Democrats should be able to get behind Kelly Craft’s nomination to be U.S. ambassador to the United Nations given her commitment to diplomacy and defending human rights around the world, Greenwood writes. (Tom Williams/CQ Roll Call file photo)
OPINION — It was Eleanor Roosevelt, an icon of my Democratic Party, who summoned the energy and conscience that inspired a young United Nations to produce the Universal Declaration of Human Rights out of the rubble of World War II. The declaration built on the U.N.’s founding promise to promote and encourage “respect for human rights and for fundamental freedoms,” ideals that sadly, 70 years on, are being casually violated, from the reeducation camps of Xinjiang to the gulag-like jails of Moscow and Cairo.

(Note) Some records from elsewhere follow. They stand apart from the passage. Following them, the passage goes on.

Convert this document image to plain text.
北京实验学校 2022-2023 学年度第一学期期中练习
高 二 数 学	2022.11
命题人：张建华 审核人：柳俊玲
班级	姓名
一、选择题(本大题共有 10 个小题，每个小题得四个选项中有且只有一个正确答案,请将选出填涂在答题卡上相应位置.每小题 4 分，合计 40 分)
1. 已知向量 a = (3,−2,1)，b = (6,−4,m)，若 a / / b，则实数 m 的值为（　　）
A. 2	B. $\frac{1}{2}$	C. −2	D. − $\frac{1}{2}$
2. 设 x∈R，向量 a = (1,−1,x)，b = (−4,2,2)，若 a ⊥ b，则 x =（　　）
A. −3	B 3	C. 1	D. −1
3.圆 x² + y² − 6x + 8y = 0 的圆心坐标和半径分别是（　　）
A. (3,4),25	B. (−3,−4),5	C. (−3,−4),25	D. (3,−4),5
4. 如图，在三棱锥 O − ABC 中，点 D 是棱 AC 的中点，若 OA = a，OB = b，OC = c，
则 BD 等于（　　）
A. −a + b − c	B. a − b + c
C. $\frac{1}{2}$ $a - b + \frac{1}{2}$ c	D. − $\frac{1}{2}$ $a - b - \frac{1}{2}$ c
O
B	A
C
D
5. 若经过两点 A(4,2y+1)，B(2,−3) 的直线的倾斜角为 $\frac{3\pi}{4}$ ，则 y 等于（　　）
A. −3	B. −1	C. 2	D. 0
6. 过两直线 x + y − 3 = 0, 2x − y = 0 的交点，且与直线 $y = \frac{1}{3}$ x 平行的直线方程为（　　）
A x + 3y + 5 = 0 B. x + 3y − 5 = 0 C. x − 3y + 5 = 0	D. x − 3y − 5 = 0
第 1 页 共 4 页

So at a time when leaders who should be Roosevelt’s spiritual heirs are mostly missing in action, it was heartening to hear a member of the Trump administration publicly pledge to “reinforce the values, our values, that were central to the U.N.’s founding.” That’s what Kelly Craft told the Senate Foreign Relations Committee last month during her confirmation hearing to become the next U.S. ambassador to the United Nations. She promised to do the job with “an unwavering commitment to universal human rights and freedom” and vowed to “tackle human rights abuses every day.”